A. La compatibilité affirmée du droit national avec la directive européenne
Le requérant soutenait que l’article L. 612-1 du code de l’entrée et du séjour des étrangers et du droit d’asile était incompatible avec les objectifs de la directive 2008/115/CE. La cour rejette fermement cette argumentation. Elle rappelle que le délai de trente jours prévu par le droit français correspond « au délai de droit commun le plus long susceptible d’être accordé en application des dispositions de l’article 7 de la directive précitée ». Surtout, elle souligne que le même article L. 612-1 « permettent à l’administration d’accorder, si nécessaire, en tenant compte de circonstances propres à chaque cas, un délai supérieur à trente jours ». Cette possibilité d’extension exceptionnelle suffit, selon les juges, à assurer la transposition correcte de la directive qui impose de tenir compte des circonstances particulières. Cette interprétation confirme la flexibilité du cadre juridique français et assure une sécurité juridique aux services préfectoraux, dont la pratique consistant à octroyer un délai de trente jours se trouve ainsi validée au regard du droit de l’Union.
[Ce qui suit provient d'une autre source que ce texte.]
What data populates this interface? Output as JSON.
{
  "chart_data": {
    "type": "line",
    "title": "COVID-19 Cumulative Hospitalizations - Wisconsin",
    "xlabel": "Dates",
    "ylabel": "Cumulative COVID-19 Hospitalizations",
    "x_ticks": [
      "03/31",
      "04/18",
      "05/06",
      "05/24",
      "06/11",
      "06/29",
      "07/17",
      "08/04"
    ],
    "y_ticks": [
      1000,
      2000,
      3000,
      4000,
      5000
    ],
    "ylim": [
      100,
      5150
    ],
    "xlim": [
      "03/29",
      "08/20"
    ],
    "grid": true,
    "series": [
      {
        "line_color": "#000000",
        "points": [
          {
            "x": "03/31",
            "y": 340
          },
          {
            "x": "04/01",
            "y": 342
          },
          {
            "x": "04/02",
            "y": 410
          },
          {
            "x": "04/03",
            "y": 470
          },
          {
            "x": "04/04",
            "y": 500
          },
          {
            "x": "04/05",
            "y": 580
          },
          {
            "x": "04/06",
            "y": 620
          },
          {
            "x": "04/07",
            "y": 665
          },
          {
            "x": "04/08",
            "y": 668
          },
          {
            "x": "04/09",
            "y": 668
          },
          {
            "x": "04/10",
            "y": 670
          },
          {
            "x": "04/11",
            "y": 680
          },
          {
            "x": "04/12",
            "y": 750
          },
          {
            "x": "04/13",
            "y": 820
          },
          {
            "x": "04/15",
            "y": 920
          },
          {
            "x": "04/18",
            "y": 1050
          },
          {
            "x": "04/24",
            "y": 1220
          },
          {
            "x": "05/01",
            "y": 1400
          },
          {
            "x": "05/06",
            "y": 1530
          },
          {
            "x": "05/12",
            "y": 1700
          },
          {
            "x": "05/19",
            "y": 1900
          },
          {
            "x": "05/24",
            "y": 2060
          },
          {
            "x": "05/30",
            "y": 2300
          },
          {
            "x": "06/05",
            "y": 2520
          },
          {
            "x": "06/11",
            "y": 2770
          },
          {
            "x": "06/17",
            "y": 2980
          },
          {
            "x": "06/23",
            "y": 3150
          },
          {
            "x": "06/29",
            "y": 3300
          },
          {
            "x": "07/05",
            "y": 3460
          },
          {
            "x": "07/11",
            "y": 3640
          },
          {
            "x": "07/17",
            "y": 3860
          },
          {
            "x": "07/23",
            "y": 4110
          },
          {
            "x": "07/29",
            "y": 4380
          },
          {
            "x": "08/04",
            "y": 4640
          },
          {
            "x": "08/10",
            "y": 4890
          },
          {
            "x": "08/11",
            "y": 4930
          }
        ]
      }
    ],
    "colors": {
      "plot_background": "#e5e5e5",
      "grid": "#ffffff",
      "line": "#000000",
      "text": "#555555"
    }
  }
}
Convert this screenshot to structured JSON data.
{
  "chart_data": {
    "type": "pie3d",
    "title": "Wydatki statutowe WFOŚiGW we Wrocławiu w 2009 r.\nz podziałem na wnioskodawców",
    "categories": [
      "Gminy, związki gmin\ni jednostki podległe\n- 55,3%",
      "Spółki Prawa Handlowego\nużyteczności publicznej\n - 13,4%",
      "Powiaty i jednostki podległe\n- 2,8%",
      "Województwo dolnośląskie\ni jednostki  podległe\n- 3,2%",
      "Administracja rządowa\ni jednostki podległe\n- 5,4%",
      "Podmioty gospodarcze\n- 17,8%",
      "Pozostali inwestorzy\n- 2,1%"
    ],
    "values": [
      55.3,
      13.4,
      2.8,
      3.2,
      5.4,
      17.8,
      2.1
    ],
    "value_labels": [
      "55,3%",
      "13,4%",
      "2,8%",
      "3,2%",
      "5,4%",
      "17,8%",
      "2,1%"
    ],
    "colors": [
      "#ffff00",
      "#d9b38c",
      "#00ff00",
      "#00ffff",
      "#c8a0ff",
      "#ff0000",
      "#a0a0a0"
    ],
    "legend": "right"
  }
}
B. La définition d’un pouvoir gracieux dispensé de motivation
L’apport principal de l’arrêt réside dans la clarification de l’obligation de motivation. La cour énonce que « lorsque l’autorité administrative ne fait pas usage, eu égard à la situation personnelle de l’intéressé, de la possibilité d’accorder à titre exceptionnel un délai de départ supérieur à trente jours, elle n’est pas tenue de motiver sa décision ». La raison en est qu’il s’agit de la mise en œuvre d’un « pouvoir purement gracieux ». La nuance est de taille : l’administration n’a pas à justifier pourquoi elle n’accorde pas une faveur que le requérant n’a d’ailleurs pas sollicitée. L’obligation de motiver n’existerait qu’en cas de refus d’une demande explicite de prolongation du délai. En l’absence d’une telle demande, l’octroi du délai de droit commun de trente jours n’est pas une décision défavorable nécessitant une motivation. Cette solution a une portée pratique considérable : elle allège la charge de l’administration et place la charge de l’initiative sur l’étranger, qui doit non seulement demander un délai prolongé mais aussi et surtout justifier sa demande par des circonstances particulières.